WIPs Conversation: Steven Ostrowski on His Work in Progress

Steven Ostrowski

Steven Ostrowski is a fiction writer and poet who teaches at Central Connecticut State University. His work appears in numerous journals, including Raritan, Madison Review, Literary Orphans, Sleet, and Wisconsin Review. He has published chapbooks with Bright Hill Press and Finishing Line Press.

 

Steven, “Welcome to Oblivia,” first chapter from The Last Big Break does a great job of touching upon the details and not-always-savory experiences that go along with playing a gig. At times, the reader is given a musician’s insight into performing when getting into Eliot’s head. How were you able to lend the narrative such authority and authenticity? Do you have a history as a musician as well as a writer?

I appreciate your finding narrative authority and authenticity in Eliot’s performance scene in chapter one. I do play guitar—badly—and sing—really badly—and write songs, some of which I think aren’t so bad. I have played and sung a few times in my life in front of small audiences, but mostly I’ve simply fantasized– in startling detail, mind you– about being this very cool, very enigmatic, slightly physically spastic but powerful singer-songwriter who’s up there all alone on the stage with his guitar in a small cone of light, making people pay attention because some mysterious combination of words and music mesmerizes them, even changes their consciousness. Like I said, it’s a long-running fantasy of mine. Likely to stay that, too.

It’s noteworthy that Eliot was once coined/cursed the next Bob Dylan.” Does the novel have any backstory into this period? Was that the time of the first big break?

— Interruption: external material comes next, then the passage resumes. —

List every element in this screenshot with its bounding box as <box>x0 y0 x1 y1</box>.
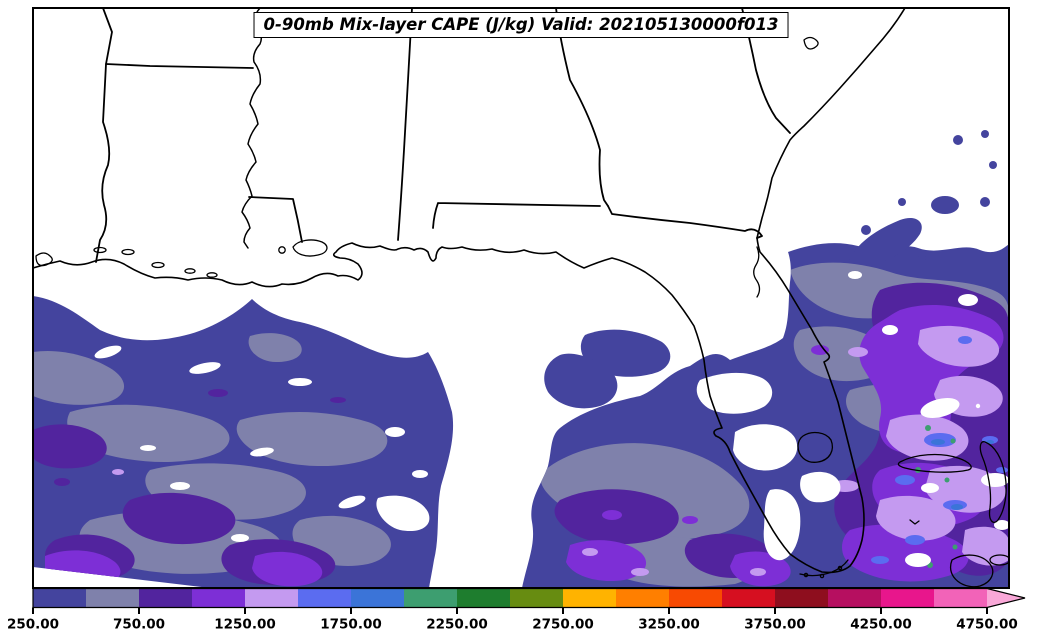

Early in Eliot’s career he had some success, and that period is explored, mostly in flashback and dialogue. Having the tag “the next Bob Dylan” probably was an early break for Eliot, in the sense that it got him noticed. But nobody wants to be Bob Dylan for long. There are a few allusions to Bob here and there throughout the novel and then, in the penultimate chapter, Dylan himself makes a cameo. That was a lot of fun to write. He appears in a scene in which Eliot gets what might be interpreted as his last big break, although there are a few other kinds of last big breaks that come in the final chapter as well. As far as breaks go, I put Eliot through the ringer in all kinds of ways.

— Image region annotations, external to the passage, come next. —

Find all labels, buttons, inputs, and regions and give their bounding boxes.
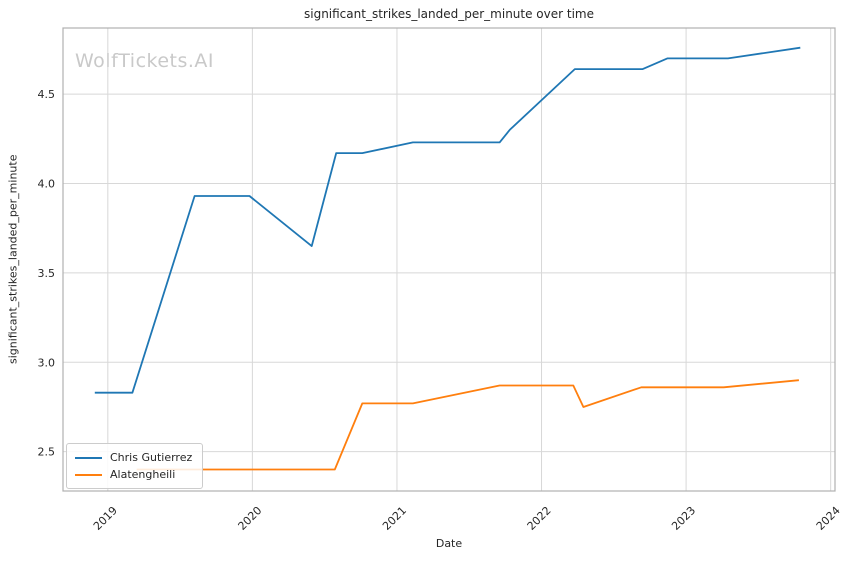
chart-title: significant_strikes_landed_per_minute ov… — [303, 7, 594, 21]
x-axis-label: Date — [435, 537, 463, 550]
svg-text:2020: 2020 — [236, 504, 265, 533]
svg-text:2019: 2019 — [91, 504, 120, 533]
svg-text:2023: 2023 — [669, 504, 698, 533]
svg-text:3.5: 3.5 — [38, 267, 56, 280]
legend-line-sample-blue — [75, 456, 102, 459]
svg-text:2024: 2024 — [814, 504, 843, 533]
svg-text:2022: 2022 — [525, 504, 554, 533]
legend-item-alatengheili: Alatengheili — [75, 466, 192, 483]
legend-line-sample-orange — [75, 473, 102, 476]
legend-item-chris-gutierrez: Chris Gutierrez — [75, 449, 192, 466]
watermark-text: WolfTickets.AI — [75, 50, 215, 72]
svg-text:4.5: 4.5 — [38, 88, 56, 101]
svg-text:2021: 2021 — [380, 504, 409, 533]
svg-text:4.0: 4.0 — [38, 178, 56, 191]
svg-text:2.5: 2.5 — [38, 446, 56, 459]
svg-text:3.0: 3.0 — [38, 356, 56, 369]
legend: Chris Gutierrez Alatengheili — [66, 443, 204, 489]
legend-label: Chris Gutierrez — [110, 451, 193, 464]
y-axis-label: significant_strikes_landed_per_minute — [6, 154, 20, 365]
legend-label: Alatengheili — [110, 468, 176, 481]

Both Eliot and his wife Anita are artists, although her poetry takes a backseat to her teaching, while he’s free to write and perform music full-time. She reflects to a decade or so earlier and thinks “She should have been writing—instead of dreaming of being a writer. She should have woken Eliot up.” Is this a subtle (or overt) source of conflict throughout the novel?

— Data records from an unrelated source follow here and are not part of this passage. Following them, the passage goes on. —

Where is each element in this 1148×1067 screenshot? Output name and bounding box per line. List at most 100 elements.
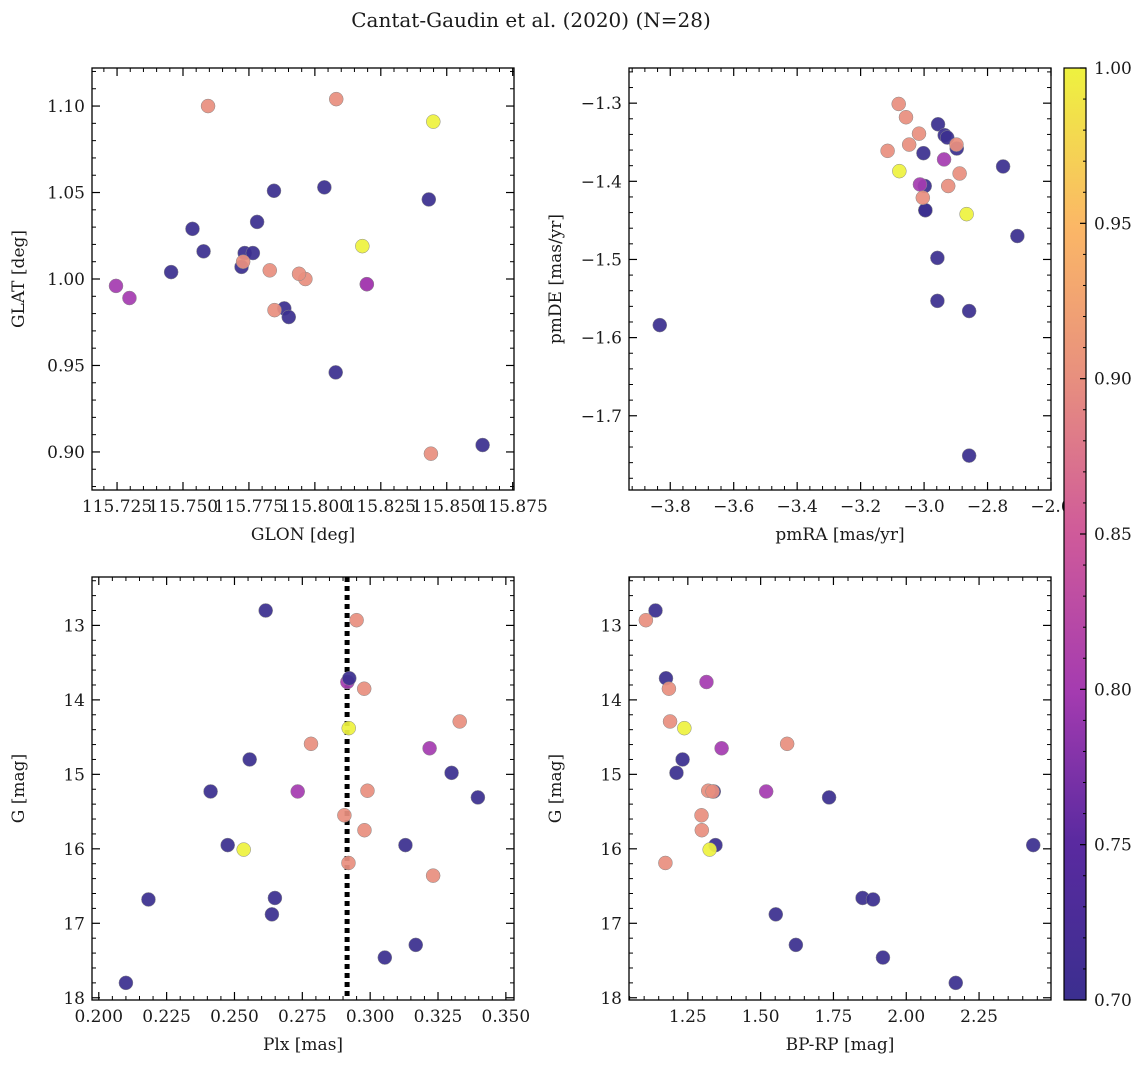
y-tick-label: 17 <box>600 914 622 934</box>
scatter-point <box>949 137 964 152</box>
y-tick-label: 17 <box>63 914 85 934</box>
scatter-point <box>658 855 673 871</box>
scatter-point <box>758 784 774 799</box>
scatter-point <box>788 937 804 953</box>
scatter-point <box>470 790 486 805</box>
scatter-point <box>118 975 134 991</box>
scatter-point <box>930 117 946 132</box>
scatter-point <box>196 244 211 259</box>
colorbar-tick-label: 1.00 <box>1094 59 1132 79</box>
colorbar-tick-label: 0.75 <box>1094 836 1132 856</box>
scatter-point <box>267 302 282 318</box>
scatter-point <box>337 808 352 823</box>
y-tick-label: −1.6 <box>581 329 622 349</box>
scatter-point <box>377 950 393 965</box>
scatter-point <box>245 245 261 261</box>
x-axis-label: BP-RP [mag] <box>786 1035 895 1055</box>
scatter-point <box>317 180 332 195</box>
y-tick-label: 14 <box>600 691 622 711</box>
x-tick-label: 115.750 <box>148 497 218 517</box>
panel-pmra-pmde: −3.8 −3.6 −3.4 −3.2 −3.0 −2.8 −2.6 −1.7 −1.6 −1.5… <box>546 67 1072 545</box>
scatter-point <box>638 612 654 628</box>
scatter-point <box>880 143 895 159</box>
panel-plx-g: 0.200 0.225 0.250 0.275 0.300 0.325 0.350 13 14 1… <box>9 576 530 1055</box>
y-axis-label: G [mag] <box>546 754 566 823</box>
scatter-point <box>768 907 784 922</box>
colorbar-tick-label: 0.70 <box>1094 991 1132 1011</box>
scatter-point <box>940 178 956 194</box>
axes-frame <box>628 576 1052 1001</box>
scatter-point <box>356 681 372 696</box>
scatter-point <box>1025 837 1041 853</box>
x-tick-label: 115.875 <box>478 497 548 517</box>
scatter-point <box>303 736 319 752</box>
x-tick-label: 0.250 <box>210 1007 259 1027</box>
y-tick-label: 1.00 <box>47 270 85 290</box>
panel-glon-glat: 115.725115.750115.775115.800115.825115.8… <box>9 67 548 545</box>
x-tick-label: 1.75 <box>815 1007 853 1027</box>
scatter-point <box>341 720 356 736</box>
y-tick-label: 1.05 <box>47 184 85 204</box>
scatter-point <box>452 714 467 729</box>
scatter-point <box>648 603 663 618</box>
x-tick-label: 115.825 <box>346 497 416 517</box>
y-tick-label: 14 <box>63 691 85 711</box>
y-axis-label: pmDE [mas/yr] <box>546 214 566 344</box>
scatter-point <box>220 837 235 853</box>
scatter-point <box>242 752 257 767</box>
y-tick-label: 13 <box>63 616 85 636</box>
x-tick-label: −2.8 <box>967 497 1008 517</box>
scatter-point <box>290 784 305 799</box>
scatter-point <box>694 822 710 838</box>
scatter-point <box>865 892 881 907</box>
scatter-point <box>475 437 490 453</box>
scatter-point <box>911 126 927 141</box>
scatter-point <box>236 842 251 857</box>
scatter-point <box>249 214 265 230</box>
y-tick-label: 0.95 <box>47 356 85 376</box>
scatter-point <box>408 937 424 953</box>
scatter-point <box>918 202 933 218</box>
axes-frame <box>91 576 515 1001</box>
scatter-point <box>930 293 945 309</box>
figure-title: Cantat-Gaudin et al. (2020) (N=28) <box>351 8 711 32</box>
y-tick-label: −1.4 <box>581 172 622 192</box>
panel-bprp-g: 1.25 1.50 1.75 2.00 2.25 13 14 15 16 17 18 BP-RP [m… <box>546 576 1052 1055</box>
scatter-point <box>675 752 690 767</box>
scatter-point <box>258 603 273 618</box>
x-tick-label: 1.25 <box>669 1007 707 1027</box>
scatter-point <box>952 166 967 181</box>
y-axis-label: G [mag] <box>9 754 29 823</box>
scatter-point <box>425 868 441 883</box>
colorbar-tick-label: 0.80 <box>1094 680 1132 700</box>
colorbar-tick-label: 0.95 <box>1094 214 1132 234</box>
x-tick-label: −3.8 <box>650 497 691 517</box>
scatter-point <box>235 254 251 269</box>
axes-frame <box>628 67 1052 491</box>
scatter-point <box>141 892 156 907</box>
x-tick-label: 0.325 <box>414 1007 463 1027</box>
scatter-point <box>163 264 179 280</box>
scatter-point <box>961 303 977 319</box>
scatter-point <box>961 448 977 463</box>
scatter-point <box>267 890 283 906</box>
scatter-point <box>1010 228 1025 244</box>
scatter-point <box>108 278 124 294</box>
scatter-point <box>444 765 459 781</box>
x-tick-label: 115.725 <box>82 497 152 517</box>
scatter-point <box>699 674 714 690</box>
scatter-point <box>677 720 692 736</box>
scatter-point <box>200 98 216 114</box>
scatter-point <box>714 741 729 756</box>
scatter-point <box>122 290 137 306</box>
y-tick-label: 0.90 <box>47 443 85 463</box>
scatter-point <box>662 714 678 729</box>
scatter-point <box>652 317 668 333</box>
y-tick-label: 18 <box>600 989 622 1009</box>
scatter-point <box>916 145 931 161</box>
x-tick-label: 115.850 <box>412 497 482 517</box>
scatter-point <box>936 152 952 167</box>
x-tick-label: 0.275 <box>278 1007 327 1027</box>
scatter-point <box>349 612 364 628</box>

It’s an overt and ever-building source of conflict and tension in the novel, though far from the only one. Anita has sacrificed a lot for Eliot, and she feels like her time has come; time for him to make a sacrifice or two. He resists. He still wants to “make it,” though he doesn’t quite know what that phrase means anymore. Both of them realize that time is moving fast, and if they don’t make something good happen, career-wise–and soon–either nothing is going to change or, worse, something bad is going to happen.

And then there’s Eliot’s brother, Mark, “the boy priest.”  We’re given just a glimpse of his character in this excerpt. What role does he play in the grander scheme of things?  How do things balance out in the novel, as far as the individual stories of these three? Is there a lot of overlap?

The stories are woven like strands of a helix. They do touch in key places. And they get knotted pretty tightly in the end, when tragedy strikes. Regarding Mark, he is deeply conflicted about his vocation, but he’s also deeply committed to his hardscrabble, recently gang-infested neighborhood parish. He and Eliot are long-estranged, but both of them dimly recognize a desire for reconciliation, if for no other reason than that each one intuits that the other might be the only human being on earth who can really understand him. That desire is intensified in the course of the novel as they both undergo enormous pressures of various sorts in their personal lives. However, as I mentioned earlier, time is moving fast. There are consequences, physic, spiritual, material, to putting something off too long.

What’s the current status of your manuscript? Do you have a timeline you’re hoping to follow in terms of completing a draft, sending it out for agency or publisher review, etc?

I thought this novel was finished several years ago. I even had an agent for it. It got some interest but never got published and the agent’s long gone. I put it away and went on to other projects. Recently I pulled it up on the computer and reread it and I thought, this isn’t bad but I can make it better. I know what I have to do. I applied for a sabbatical at the university where I work, but I didn’t get it this time. I know the world isn’t waiting for a Steven Ostrowski novel, but still, it was terribly upsetting not to get that precious, unbroken time to write. I’m going to try for it again. In the meantime, I’ll just keep at it on my days off, on breaks, in the summer. I think by the end of this summer, the novel will be good to go.    

Thanks, Steven. Is there anything else you’d like to share or explain to readers?

I feel blessed to have a small but strong group of supporters, including my wife and three kids (all of whom are sensitive and smart), some of my colleagues and close friends, and a whole bunch of former students. It’s nice to know there’s some receptivity out there to what you do. And it’s nice to have a venue like WIPs, too, for which I am also very grateful. One last point. I read this quote long ago in one of Flannery O’Connor’s letters or essays. I think she may have gotten it from somebody else, I’m not sure. It goes something like this: “The task of the writer is to deepen mystery.” I absolutely love that. I completely agree with it. It’s what I’m always trying to do.